Compromising a well-protected enterprise used to require careful planning, proper resources, and ability to execute. Not anymore! Enter AI.

Initial access? AI is happy to let you operate on its users’ behalf. Persistence? Self-replicate through corp docs. Data harvesting? AI is the ultimate data hoarder. Exfil? Just render an image. Impact? So many tools at your disposal. There's more. You can do all this as an external attacker. No credentials required, no phishing, no social engineering, no human-in-the-loop. In-and-out with a single prompt.

Last year at BHUSA we demonstrated the first real-world exploitation of AI vulnerabilities impacting enterprises, living off Microsoft Copilot. A lot has changed in the AI space since... for the worse. AI assistants have morphed into agents. They read your search history, emails and chat messages. They wield tools that can manipulate the enterprise environment on behalf of users – or a malicious attacker once hijacked. We will demonstrate access-to-impact AI vulnerability chains in most flagship enterprise AI assistants: ChatGPT, Gemini, Copilot, Einstein, and their custom agent . Some require one bad click by the victim, others work with no user interaction – 0click attacks.

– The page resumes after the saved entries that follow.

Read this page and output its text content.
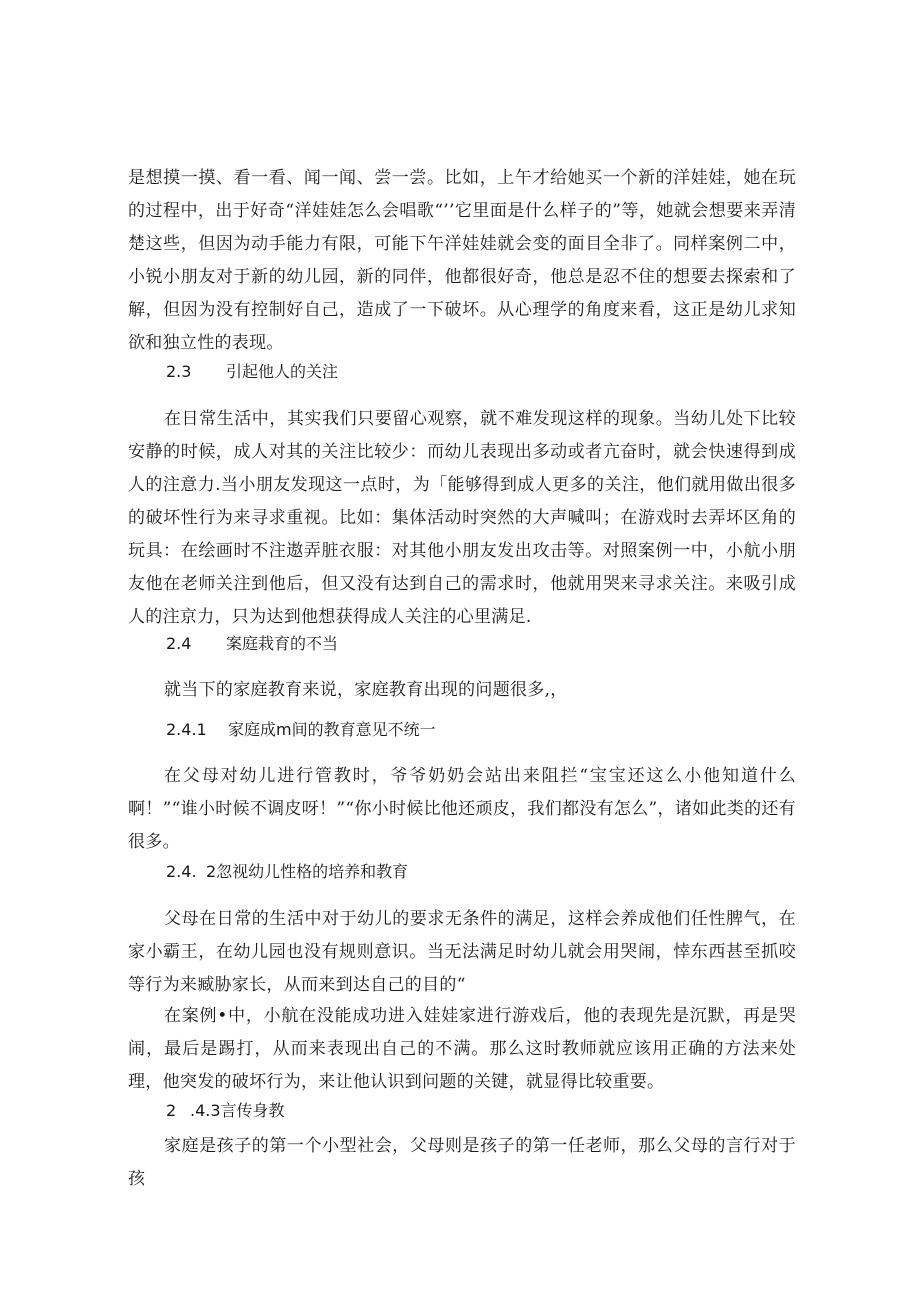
是想摸一摸、看一看、闻一闻、尝一尝。比如，上午才给她买一个新的洋娃娃，她在玩的过程中，出于好奇“洋娃娃怎么会唱歌“’’它里面是什么样子的”等，她就会想要来弄清楚这些，但因为动手能力有限，可能下午洋娃娃就会变的面目全非了。同样案例二中，小锐小朋友对于新的幼儿园，新的同伴，他都很好奇，他总是忍不住的想要去探索和了解，但因为没有控制好自己，造成了一下破坏。从心理学的角度来看，这正是幼儿求知欲和独立性的表现。

2.3 引起他人的关注

在日常生活中，其实我们只要留心观察，就不难发现这样的现象。当幼儿处下比较安静的时候，成人对其的关注比较少：而幼儿表现出多动或者亢奋时，就会快速得到成人的注意力.当小朋友发现这一点时，为「能够得到成人更多的关注，他们就用做出很多的破坏性行为来寻求重视。比如：集体活动时突然的大声喊叫；在游戏时去弄坏区角的玩具：在绘画时不注遨弄脏衣服：对其他小朋友发出攻击等。对照案例一中，小航小朋友他在老师关注到他后，但又没有达到自己的需求时，他就用哭来寻求关注。来吸引成人的注京力，只为达到他想获得成人关注的心里满足.

2.4 案庭栽育的不当

就当下的家庭教育来说，家庭教育出现的问题很多,，

2.4.1 家庭成m间的教育意见不统一

在父母对幼儿进行管教时，爷爷奶奶会站出来阻拦“宝宝还这么小他知道什么啊！”“谁小时候不调皮呀！”“你小时候比他还顽皮，我们都没有怎么”，诸如此类的还有很多。

2.4. 2忽视幼儿性格的培养和教育

父母在日常的生活中对于幼儿的要求无条件的满足，这样会养成他们任性脾气，在家小霸王，在幼儿园也没有规则意识。当无法满足时幼儿就会用哭闹，悻东西甚至抓咬等行为来臧胁家长，从而来到达自己的目的“

在案例•中，小航在没能成功进入娃娃家进行游戏后，他的表现先是沉默，再是哭闹，最后是踢打，从而来表现出自己的不满。那么这时教师就应该用正确的方法来处理，他突发的破坏行为，来让他认识到问题的关键，就显得比较重要。

2 .4.3言传身教

家庭是孩子的第一个小型社会，父母则是孩子的第一任老师，那么父母的言行对于孩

The industry has no real solution for fixing this. Prompt injection is not another bug we can fix. It is a security problem we can manage! We will offer a security framework to help you protect your organization–the GenAI Attack Matrix. We will compare mitigations set forth by AI vendors, and share which ones successfully prevent the worst 0click attacks. Finally, we’ll dissect our own attacks, breaking them down into basic TTPs, and showcase how they can be detected and mitigated.